In view of the antibiotic resistance crisis, identifying new targets to establish robust intervention strategies is urgently needed. Targeting the shikimate pathway is a highly promising approach, as exemplified by the blockbuster herbicide glyphosate.
Background
The shikimate pathway is vital to bacteria, fungi, apicomplexa, and plants but absent in mammals. The pathway comprises seven enzymes, and its inhibition is detrimental to the organism, as exemplified by the highly efficient herbicide glyphosate, which inhibits the sixth enzyme of this pathway. Therefore, the enzymes of the shikimate pathway are highly promising targets for intervention strategies, especially considering the current antibiotic resistance crisis. Potent inhibitors of these targets, including chorismate synthase—the last enzyme of the shikimate pathway, would represent antibiotics (but also antimycotics/fungicides) insusceptible to existing resistance mechanisms.
Technology
We identified promising inhibitors of chorismite synthase by extensive virtual and experimental screening. The currently most promising lead compound is the azo dye PH011669, exhibiting a dissociation constant (Kd) and 50% inhibitory constant (IC50) value of 1.1 ± 0.1 and 10 ± 1 µM, respectively, against chorismate synthase from Paracoccidioides brasiliensis, a dimorphic fungus responsible for the most systemic mycosis in Latin America. The compound also exhibits micromolar affinity towards chorismate synthases from at least 17 other organisms.

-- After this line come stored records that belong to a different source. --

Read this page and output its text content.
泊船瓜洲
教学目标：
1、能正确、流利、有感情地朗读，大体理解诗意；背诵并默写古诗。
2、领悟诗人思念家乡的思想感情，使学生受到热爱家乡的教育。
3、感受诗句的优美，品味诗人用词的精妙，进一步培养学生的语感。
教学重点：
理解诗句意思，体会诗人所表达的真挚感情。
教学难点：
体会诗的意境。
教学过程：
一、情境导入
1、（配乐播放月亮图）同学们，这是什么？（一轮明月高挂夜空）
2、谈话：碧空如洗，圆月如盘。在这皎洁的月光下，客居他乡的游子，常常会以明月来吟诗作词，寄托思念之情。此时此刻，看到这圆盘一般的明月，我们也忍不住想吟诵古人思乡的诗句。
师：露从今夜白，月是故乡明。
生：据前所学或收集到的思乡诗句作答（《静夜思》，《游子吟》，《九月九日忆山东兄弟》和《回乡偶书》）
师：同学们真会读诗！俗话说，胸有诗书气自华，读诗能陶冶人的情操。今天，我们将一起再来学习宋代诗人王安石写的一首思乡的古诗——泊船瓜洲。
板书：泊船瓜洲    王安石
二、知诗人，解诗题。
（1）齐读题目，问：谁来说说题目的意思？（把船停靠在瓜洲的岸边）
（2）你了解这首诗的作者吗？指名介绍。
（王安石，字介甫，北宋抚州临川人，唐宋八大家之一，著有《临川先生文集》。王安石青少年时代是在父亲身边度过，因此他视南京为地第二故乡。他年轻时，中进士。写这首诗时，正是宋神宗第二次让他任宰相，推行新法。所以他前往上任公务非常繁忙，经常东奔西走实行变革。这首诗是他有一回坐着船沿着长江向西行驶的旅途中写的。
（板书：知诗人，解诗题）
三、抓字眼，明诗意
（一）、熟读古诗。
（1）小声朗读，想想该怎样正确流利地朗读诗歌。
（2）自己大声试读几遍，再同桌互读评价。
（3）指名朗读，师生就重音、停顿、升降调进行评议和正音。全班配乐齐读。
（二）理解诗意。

We use X-ray crystallography combined with computational methods (molecular docking and molecular dynamics) for structure-based rational drug design and optimization of our current lead compound, including the elucidation of the mode of inhibition.
Offer
We offer the development and optimization of potent chorismate synthase inhibitors that have the potential to become the next-generation antibiotics. The intellectual property and compounds developed in our project would fully belong to our investor/industrial partner.